EverQuest, videogame online fantasy lanciato nel 1999 da Sony, uno dei giochi di ruolo più seguiti su Internet (oltre 400 mila utenti complessivi e fino a 60 mila giocatori contemporanei), consente agli utenti di creare e controllare personaggi (o avatars) nel mondo fantastico di Norrath. I personaggi acquisiscono abilità e beni che possono commerciare con altri giocatori mediante la moneta del gioco (i "platinum pieces"). Tuttavia molti giocatori hanno trovato questo processo troppo complicato e hanno optato invece di vendere le loro cose usando denaro vero, tramite siti di web trading come eBay.
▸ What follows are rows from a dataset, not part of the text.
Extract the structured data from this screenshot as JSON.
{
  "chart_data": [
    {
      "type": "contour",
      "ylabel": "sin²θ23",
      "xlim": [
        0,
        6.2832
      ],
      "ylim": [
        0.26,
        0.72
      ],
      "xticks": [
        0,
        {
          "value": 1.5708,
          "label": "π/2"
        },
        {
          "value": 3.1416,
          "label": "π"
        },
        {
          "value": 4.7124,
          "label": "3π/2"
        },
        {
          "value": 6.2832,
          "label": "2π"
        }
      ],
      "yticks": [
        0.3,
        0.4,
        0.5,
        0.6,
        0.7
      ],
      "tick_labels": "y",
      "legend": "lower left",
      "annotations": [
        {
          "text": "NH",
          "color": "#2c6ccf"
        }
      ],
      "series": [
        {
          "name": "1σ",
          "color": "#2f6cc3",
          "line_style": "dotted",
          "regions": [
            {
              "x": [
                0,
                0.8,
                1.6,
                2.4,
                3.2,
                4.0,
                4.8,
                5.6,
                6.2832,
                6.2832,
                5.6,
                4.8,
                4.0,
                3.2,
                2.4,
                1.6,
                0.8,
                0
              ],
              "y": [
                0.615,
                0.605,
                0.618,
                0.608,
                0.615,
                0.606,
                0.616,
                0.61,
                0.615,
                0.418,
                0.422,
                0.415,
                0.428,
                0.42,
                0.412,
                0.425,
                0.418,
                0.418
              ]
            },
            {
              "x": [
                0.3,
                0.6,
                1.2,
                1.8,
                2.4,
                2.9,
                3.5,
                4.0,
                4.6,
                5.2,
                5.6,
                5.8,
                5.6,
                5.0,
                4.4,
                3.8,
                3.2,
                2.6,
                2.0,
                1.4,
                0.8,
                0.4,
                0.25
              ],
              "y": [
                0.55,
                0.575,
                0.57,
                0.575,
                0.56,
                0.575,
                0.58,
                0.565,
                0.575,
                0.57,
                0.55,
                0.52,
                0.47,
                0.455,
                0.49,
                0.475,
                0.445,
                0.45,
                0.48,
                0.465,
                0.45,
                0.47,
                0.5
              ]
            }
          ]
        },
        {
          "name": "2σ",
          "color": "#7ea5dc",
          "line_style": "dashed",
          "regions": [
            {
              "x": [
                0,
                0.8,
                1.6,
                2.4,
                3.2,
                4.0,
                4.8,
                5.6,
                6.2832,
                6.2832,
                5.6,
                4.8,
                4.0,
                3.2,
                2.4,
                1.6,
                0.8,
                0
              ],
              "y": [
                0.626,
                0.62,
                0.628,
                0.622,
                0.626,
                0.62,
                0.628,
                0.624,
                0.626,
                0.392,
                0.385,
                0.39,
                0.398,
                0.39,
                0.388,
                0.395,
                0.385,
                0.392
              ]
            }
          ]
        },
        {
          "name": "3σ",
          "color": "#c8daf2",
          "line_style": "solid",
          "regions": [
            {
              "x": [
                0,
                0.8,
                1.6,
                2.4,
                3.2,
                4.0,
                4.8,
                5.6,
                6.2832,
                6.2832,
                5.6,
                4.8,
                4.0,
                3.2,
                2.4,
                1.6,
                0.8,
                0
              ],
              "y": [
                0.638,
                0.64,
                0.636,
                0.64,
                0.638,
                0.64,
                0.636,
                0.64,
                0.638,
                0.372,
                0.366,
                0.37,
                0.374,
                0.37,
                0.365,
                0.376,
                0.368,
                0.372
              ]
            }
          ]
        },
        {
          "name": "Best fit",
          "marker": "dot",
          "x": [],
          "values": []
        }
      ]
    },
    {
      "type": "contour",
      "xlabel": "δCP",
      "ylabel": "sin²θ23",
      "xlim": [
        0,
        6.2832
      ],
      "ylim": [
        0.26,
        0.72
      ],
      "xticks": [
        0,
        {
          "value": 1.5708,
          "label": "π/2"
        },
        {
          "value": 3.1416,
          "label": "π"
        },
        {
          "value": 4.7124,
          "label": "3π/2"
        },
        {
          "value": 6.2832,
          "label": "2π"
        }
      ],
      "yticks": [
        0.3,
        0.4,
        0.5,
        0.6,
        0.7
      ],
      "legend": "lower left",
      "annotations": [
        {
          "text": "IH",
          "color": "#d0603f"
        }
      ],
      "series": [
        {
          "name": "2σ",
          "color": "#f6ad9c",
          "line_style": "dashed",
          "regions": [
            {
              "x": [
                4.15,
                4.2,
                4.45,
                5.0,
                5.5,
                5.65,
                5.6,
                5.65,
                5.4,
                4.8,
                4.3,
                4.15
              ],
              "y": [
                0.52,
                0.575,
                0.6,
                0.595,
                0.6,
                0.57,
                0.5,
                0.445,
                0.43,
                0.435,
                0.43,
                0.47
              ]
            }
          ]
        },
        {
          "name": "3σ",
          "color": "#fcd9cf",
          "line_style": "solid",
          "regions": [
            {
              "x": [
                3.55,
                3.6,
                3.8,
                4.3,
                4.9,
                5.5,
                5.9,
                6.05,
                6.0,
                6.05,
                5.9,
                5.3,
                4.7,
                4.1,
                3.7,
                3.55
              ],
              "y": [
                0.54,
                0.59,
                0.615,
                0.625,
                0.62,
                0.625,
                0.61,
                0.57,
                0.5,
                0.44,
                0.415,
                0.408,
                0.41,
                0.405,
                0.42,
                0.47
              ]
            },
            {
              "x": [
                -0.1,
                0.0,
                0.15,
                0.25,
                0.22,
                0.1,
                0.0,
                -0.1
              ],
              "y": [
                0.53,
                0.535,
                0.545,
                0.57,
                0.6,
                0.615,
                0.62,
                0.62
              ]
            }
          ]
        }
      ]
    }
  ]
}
Castronova ha studiato migliaia di transazioni del gioco su eBay per determinare il valore economico reale generato dagli "abitanti" di Norrath, scoprendo così che il prodotto lordo nazionale pro-capite di Norrath è di 2.266 dollari, e se Norrath fosse una nazione reale la sua economia occuperebbe il 77esimo posto nel mondo, subito dopo la Russia.
Castronova ha anche scoperto che la divisa virtuale di Norrath ha più valore negli USA dello Yen, e che ogni giocatore di EverQuest guadagna in media 3,42 dollari ogni ora di gioco.
"Si tratta di un sistema economico robusto e libero dal mercato, con un sacco di persone che lavorano duramente. In EverQuest le economie avvengono da sole. Metti insieme un gruppo di persone, e se hanno cose che possono produrre e opportunità di scambiarle, hai creato le basi di un sistema economico".
Secondo Castronova il sistema economico di EverQuest può essere studiato come qualsiasi altro sistema economico normale, anche se Norrath è un mondo di fantasia. Egli è convinto che i mondi virtuali potrebbero divenire più strettamente legati a quello reale: "I mondi virtuali potrebbero essere il futuro dell'e-commerce, e forse della stessa Internet. Persone normali, che sembrano annoiate e frustrate dal solito web commerce, si impegnano con energia ed entusiasmo su mercati online basati su avatars".